Theresa Kachindamoto could not have imagined ever leaving her job in a college in Zomba, in Southern Malawi. But, after 13-years of dedicated service, and following a 2012 United Nations survey, which found that more than half of the country’s girls were married before the age of 18, she was appointed the paramount chief, or Inkosi, of the Dedza District, with informal authority over more than 900,000 people to dissolve the litany of child marriages – and, in its stead, encourage education for both girls and boys.

 

Malawi - one of the poorest countries in the world, and has an HIV infection rate of 10% of the population - is the 8th out of 20 countries thought to have the highest child-marriage rates in the world and she was disturbed when she found the high rates of child marriage in her district. She couldn’t persuade the children’s parents to change their long-standing views, but she was able to get the 50 sub-chiefs in the district to agree to abolish early marriage and annul existing unions.

Theresa Kachindamoto had the blood of chiefs – Malawi’s traditional authority figures – running through her veins, as the youngest of 12 siblings, a woman, and a mother of five, but she never expected to become a senior chief to the more than 900,000 people. She was told that she had been chosen because she was good with people, and that she was now the chief.

Though mild-mannered, he fired four sub-chiefs responsible for areas where child marriages continued, later reinstating them when she had confirmation that these marriages had been annulled and convinced community leaders to change the civil code to ban early marriage. Since 2019, she has managed to have over 3,500 early marriages (which are customary in Malawi) annulled, with her actions bringing her international recognition from around the world.
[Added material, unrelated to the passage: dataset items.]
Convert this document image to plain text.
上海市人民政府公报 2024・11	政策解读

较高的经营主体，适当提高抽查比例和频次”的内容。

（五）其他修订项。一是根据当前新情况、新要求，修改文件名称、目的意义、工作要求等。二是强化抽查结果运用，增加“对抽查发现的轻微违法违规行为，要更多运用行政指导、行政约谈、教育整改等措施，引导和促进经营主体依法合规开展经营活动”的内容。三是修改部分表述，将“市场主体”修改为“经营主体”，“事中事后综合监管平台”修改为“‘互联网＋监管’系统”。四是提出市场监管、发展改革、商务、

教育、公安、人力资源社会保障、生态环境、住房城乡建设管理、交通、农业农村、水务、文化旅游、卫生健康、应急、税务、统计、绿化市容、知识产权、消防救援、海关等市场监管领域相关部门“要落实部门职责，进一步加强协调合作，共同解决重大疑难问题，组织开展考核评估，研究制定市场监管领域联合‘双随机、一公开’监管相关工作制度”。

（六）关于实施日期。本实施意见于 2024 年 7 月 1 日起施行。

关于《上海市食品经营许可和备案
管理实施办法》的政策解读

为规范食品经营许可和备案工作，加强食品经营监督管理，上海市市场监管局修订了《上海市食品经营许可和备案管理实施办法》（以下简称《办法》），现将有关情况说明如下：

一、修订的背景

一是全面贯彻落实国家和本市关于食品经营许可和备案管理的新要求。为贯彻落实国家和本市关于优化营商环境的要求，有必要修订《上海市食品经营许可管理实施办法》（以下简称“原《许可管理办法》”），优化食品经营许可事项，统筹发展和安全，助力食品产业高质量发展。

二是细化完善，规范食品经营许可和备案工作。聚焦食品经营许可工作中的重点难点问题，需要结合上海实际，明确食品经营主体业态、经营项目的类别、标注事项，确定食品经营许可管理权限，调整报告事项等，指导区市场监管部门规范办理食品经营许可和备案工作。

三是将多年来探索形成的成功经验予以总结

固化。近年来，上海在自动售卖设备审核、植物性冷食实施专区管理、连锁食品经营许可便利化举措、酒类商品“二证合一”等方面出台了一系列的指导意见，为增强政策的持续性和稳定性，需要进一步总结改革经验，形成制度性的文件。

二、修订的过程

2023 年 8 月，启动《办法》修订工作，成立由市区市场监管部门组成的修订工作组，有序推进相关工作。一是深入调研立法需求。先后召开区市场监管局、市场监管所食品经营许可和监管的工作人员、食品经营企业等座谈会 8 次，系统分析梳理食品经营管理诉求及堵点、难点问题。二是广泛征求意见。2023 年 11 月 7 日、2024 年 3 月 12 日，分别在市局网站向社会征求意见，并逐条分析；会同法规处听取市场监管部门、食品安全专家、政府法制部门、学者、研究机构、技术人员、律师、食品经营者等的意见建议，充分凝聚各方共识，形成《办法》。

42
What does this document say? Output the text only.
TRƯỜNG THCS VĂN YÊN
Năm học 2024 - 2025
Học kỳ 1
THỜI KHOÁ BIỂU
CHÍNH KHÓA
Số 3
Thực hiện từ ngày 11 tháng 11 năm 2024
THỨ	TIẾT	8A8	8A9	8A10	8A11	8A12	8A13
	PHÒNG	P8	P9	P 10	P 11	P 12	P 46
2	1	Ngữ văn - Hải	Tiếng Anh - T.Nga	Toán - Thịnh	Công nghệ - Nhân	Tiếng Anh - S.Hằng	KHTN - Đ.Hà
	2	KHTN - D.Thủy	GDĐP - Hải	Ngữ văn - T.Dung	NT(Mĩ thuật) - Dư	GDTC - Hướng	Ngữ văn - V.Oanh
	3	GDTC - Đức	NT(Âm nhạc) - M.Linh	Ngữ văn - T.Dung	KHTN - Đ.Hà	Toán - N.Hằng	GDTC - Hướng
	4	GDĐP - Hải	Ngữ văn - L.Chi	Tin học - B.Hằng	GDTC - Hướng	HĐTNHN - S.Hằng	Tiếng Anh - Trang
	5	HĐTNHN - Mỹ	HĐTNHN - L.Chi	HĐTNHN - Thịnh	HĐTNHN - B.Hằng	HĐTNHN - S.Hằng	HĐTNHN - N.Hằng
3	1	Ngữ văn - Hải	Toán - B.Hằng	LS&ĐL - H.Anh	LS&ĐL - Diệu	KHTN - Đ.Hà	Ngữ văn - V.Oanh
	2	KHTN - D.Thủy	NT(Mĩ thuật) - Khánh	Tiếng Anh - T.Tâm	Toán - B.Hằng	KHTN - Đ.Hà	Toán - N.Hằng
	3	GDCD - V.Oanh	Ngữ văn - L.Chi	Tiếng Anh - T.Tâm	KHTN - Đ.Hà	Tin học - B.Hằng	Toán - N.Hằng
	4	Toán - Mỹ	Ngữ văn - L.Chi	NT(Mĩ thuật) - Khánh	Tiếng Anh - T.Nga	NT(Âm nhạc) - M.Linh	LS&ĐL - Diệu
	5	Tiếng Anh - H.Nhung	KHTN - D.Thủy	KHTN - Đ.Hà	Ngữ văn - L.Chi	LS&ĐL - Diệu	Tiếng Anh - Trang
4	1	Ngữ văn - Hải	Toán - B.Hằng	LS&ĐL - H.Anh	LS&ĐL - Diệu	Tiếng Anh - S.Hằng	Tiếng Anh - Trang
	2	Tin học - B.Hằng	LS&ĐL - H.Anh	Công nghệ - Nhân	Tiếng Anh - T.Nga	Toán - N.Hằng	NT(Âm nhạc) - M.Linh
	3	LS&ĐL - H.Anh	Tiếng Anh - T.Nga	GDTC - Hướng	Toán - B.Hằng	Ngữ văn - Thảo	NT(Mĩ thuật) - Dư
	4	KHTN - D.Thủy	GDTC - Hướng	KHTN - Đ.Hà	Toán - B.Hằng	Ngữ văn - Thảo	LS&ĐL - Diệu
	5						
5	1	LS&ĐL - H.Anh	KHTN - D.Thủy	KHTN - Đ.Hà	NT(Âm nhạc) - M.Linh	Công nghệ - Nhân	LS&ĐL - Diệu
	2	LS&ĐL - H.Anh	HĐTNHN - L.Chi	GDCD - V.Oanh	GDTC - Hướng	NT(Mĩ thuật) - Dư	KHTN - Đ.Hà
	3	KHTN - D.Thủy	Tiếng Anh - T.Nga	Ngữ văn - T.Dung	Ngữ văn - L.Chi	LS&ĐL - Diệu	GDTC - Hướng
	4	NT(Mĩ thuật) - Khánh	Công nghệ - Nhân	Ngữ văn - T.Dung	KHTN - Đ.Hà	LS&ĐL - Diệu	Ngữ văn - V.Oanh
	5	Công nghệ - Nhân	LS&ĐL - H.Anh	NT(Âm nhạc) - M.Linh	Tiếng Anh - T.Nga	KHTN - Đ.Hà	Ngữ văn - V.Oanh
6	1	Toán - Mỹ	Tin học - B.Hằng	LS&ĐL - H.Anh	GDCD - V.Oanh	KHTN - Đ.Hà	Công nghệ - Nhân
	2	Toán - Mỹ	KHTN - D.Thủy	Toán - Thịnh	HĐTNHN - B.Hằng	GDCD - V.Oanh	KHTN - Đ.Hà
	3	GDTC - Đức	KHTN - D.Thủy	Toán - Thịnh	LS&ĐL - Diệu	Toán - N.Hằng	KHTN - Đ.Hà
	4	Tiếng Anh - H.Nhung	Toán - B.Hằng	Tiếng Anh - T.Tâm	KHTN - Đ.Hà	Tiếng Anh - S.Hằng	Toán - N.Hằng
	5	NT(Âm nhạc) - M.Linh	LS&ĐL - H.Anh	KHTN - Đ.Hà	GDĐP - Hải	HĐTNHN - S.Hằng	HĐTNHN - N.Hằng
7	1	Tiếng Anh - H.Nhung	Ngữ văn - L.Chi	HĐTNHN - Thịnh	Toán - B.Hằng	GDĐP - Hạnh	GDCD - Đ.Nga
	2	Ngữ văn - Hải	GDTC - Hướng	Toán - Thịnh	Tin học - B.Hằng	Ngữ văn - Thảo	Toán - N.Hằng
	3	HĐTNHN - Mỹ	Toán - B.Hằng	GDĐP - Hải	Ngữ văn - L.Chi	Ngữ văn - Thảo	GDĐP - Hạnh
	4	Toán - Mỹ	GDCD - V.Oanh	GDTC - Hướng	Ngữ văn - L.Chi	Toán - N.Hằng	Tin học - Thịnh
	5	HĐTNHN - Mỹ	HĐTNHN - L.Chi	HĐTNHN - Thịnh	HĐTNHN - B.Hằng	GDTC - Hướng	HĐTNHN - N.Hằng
She was shocked when she saw girls as young as 12 with babies and teenaged husbands, and was soon ordering the people to give up their ways. “I told the chiefs: ‘Whether you like it or not, I want these marriages to be terminated,” she said, adding: “I said to the chiefs that this has got to stop, or I will dismiss them.”

A United Nations survey in 2012 found that more than half of the girls in Malawi were married before they reach 18, and ranked the country as having one of the highest rates of child marriages in the world, with particularly high rates in rural areas. The constitution and the customary law administered by the traditional authorities still say that children can marry if the parents agree.

Presenting a character at odds with her fearsome reputation of being Malawi’s top marriage terminator, mild-mannered Theresa Kachindamoto is determined to change a ‘custom’ which denies children of their childhood.